Два синих ока

У нас с мамой были в Беломорске друзья….

В 1972–74 г.г. мама заведовала Лабораторией Белого моря ПИНРО. Лаборатория эта помещалась в огромном рубленом доме, где давным-давно, когда Беломорск ещё был посёлком Сорокой, помещалось какое-то учреждение, может, сельсовет. Мама его отстроила. Там были отдельные комнаты для женатых сотрудников. Даже ванная комната была. И был в «зале» камин, вернее, помесь русской печи и камина, так получилось у местного печника. В этой лаборатории всегда толпились какие-то люди. К моей матери, всегда люди тянулись.

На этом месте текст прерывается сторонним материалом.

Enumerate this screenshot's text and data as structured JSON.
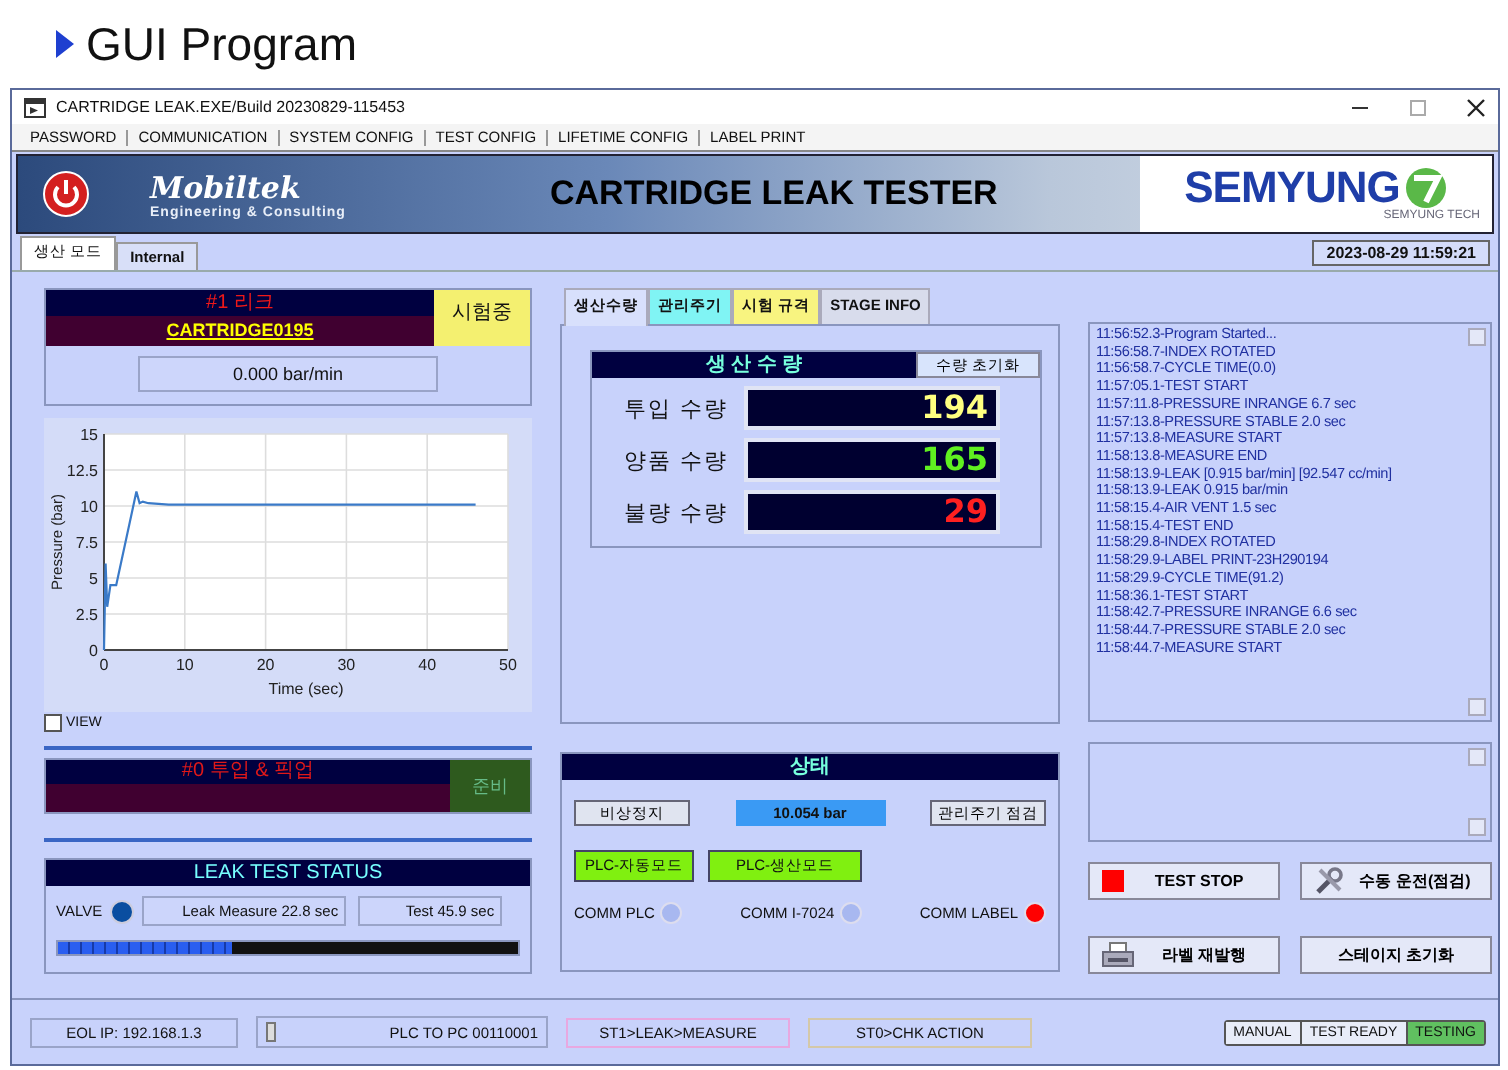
{
  "header": {
    "title": "GUI Program"
  },
  "window": {
    "title": "CARTRIDGE LEAK.EXE/Build 20230829-115453"
  },
  "menu": [
    "PASSWORD",
    "COMMUNICATION",
    "SYSTEM CONFIG",
    "TEST CONFIG",
    "LIFETIME CONFIG",
    "LABEL PRINT"
  ],
  "banner": {
    "company": "Mobiltek",
    "tagline": "Engineering & Consulting",
    "title": "CARTRIDGE LEAK TESTER",
    "partner": "SEMYUNG",
    "partner_sub": "SEMYUNG TECH"
  },
  "tabs": [
    {
      "label": "생산 모드",
      "selected": true
    },
    {
      "label": "Internal",
      "selected": false
    }
  ],
  "datetime": "2023-08-29 11:59:21",
  "leak_card": {
    "title": "#1 리크",
    "part": "CARTRIDGE0195",
    "state": "시험중",
    "reading": "0.000 bar/min"
  },
  "chart": {
    "chart_data": {
      "type": "line",
      "xlabel": "Time (sec)",
      "ylabel": "Pressure (bar)",
      "x": [
        0,
        0.2,
        0.4,
        0.8,
        1.5,
        4,
        4.4,
        4.8,
        5.5,
        8,
        46
      ],
      "grid": true,
      "series": [
        {
          "color": "#3a7ac8",
          "values": [
            0,
            6,
            3,
            4.5,
            4.5,
            11,
            10.2,
            10.3,
            10.2,
            10.1,
            10.1
          ]
        }
      ],
      "xlim": [
        0,
        50
      ],
      "ylim": [
        0,
        15
      ],
      "xticks": [
        0,
        10,
        20,
        30,
        40,
        50
      ],
      "yticks": [
        0,
        2.5,
        5,
        7.5,
        10,
        12.5,
        15
      ]
    }
  },
  "view_checkbox": {
    "label": "VIEW",
    "checked": false
  },
  "pickup_card": {
    "title": "#0 투입 & 픽업",
    "state": "준비"
  },
  "status_card": {
    "title": "LEAK TEST STATUS",
    "valve_label": "VALVE",
    "valve_on": true,
    "leak_measure": "Leak Measure 22.8 sec",
    "test": "Test 45.9 sec",
    "progress": {
      "level": 0.38
    }
  },
  "sub_tabs": [
    {
      "label": "생산수량",
      "selected": true,
      "color": "#d8e0fc"
    },
    {
      "label": "관리주기",
      "selected": false,
      "color": "#80f4f4"
    },
    {
      "label": "시험 규격",
      "selected": false,
      "color": "#f8f480"
    },
    {
      "label": "STAGE INFO",
      "selected": false,
      "color": "#d8dcec"
    }
  ],
  "production": {
    "title": "생 산 수 량",
    "reset_button": "수량 초기화",
    "counters": [
      {
        "label": "투입 수량",
        "value": "194",
        "kind": "input"
      },
      {
        "label": "양품 수량",
        "value": "165",
        "kind": "good"
      },
      {
        "label": "불량 수량",
        "value": "29",
        "kind": "bad"
      }
    ]
  },
  "state_panel": {
    "title": "상태",
    "stop_button": "비상정지",
    "pressure": "10.054 bar",
    "check_button": "관리주기 점검",
    "modes": [
      "PLC-자동모드",
      "PLC-생산모드"
    ],
    "comms": [
      {
        "label": "COMM PLC",
        "color": "#a8b8f0"
      },
      {
        "label": "COMM I-7024",
        "color": "#a8b8f0"
      },
      {
        "label": "COMM LABEL",
        "color": "#ff0000"
      }
    ]
  },
  "log": [
    "11:56:52.3-Program Started...",
    "11:56:58.7-INDEX ROTATED",
    "11:56:58.7-CYCLE TIME(0.0)",
    "11:57:05.1-TEST START",
    "11:57:11.8-PRESSURE INRANGE 6.7 sec",
    "11:57:13.8-PRESSURE STABLE 2.0 sec",
    "11:57:13.8-MEASURE START",
    "11:58:13.8-MEASURE END",
    "11:58:13.9-LEAK [0.915 bar/min] [92.547 cc/min]",
    "11:58:13.9-LEAK 0.915 bar/min",
    "11:58:15.4-AIR VENT 1.5 sec",
    "11:58:15.4-TEST END",
    "11:58:29.8-INDEX ROTATED",
    "11:58:29.9-LABEL PRINT-23H290194",
    "11:58:29.9-CYCLE TIME(91.2)",
    "11:58:36.1-TEST START",
    "11:58:42.7-PRESSURE INRANGE 6.6 sec",
    "11:58:44.7-PRESSURE STABLE 2.0 sec",
    "11:58:44.7-MEASURE START"
  ],
  "actions": [
    {
      "label": "TEST STOP",
      "kind": "stop"
    },
    {
      "label": "수동 운전(점검)",
      "kind": "tools"
    },
    {
      "label": "라벨 재발행",
      "kind": "printer"
    },
    {
      "label": "스테이지 초기화",
      "kind": "plain"
    }
  ],
  "status_bar": {
    "ip": "EOL IP: 192.168.1.3",
    "plc": "PLC TO PC 00110001",
    "station1": "ST1>LEAK>MEASURE",
    "station0": "ST0>CHK ACTION",
    "modes": [
      {
        "label": "MANUAL",
        "selected": false
      },
      {
        "label": "TEST READY",
        "selected": false
      },
      {
        "label": "TESTING",
        "selected": true
      }
    ]
  }
}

Она была как бы в центе огромного круга людей, у всех на виду. В этом кругу люди, конечно, разные попадались – были хорошие, а были и очень даже нехорошие. Но что такое хороший и нехороший человек? Мать никогда не отворачивалась ни от кого. Она никого не боялась и ни к кому не относилась презрительно. Её за это многие осуждали. Позднее, когда для неё началась полоса тяжких поражений, и полосой этой печально и одиноко заканчивалась её жизнь, ей часто говорили: «Вот видишь, тебя ж предупреждали….». Но я всегда этому качеству, привлекать к себе людей, завидовал и восхищался ей.

Однажды пришёл в лабораторию древний, согнутый в дугу, очень худой, измождённый старик. И попросил выписать немного досок для ремонта карбаса. Заплатить ему было, конечно, нечем. Он сказал:

— Ида, рыбой верну. Никто, как я, сёмгу не солит. У меня посол поморский, настоящий…, — я здесь не стану и пытаться передать на мёртвой бумаге говор поморов. Он необыкновенно выразителен, с певучей изысканной интонацией, но, кажется, невозможно его изобразить так вот, искусственно.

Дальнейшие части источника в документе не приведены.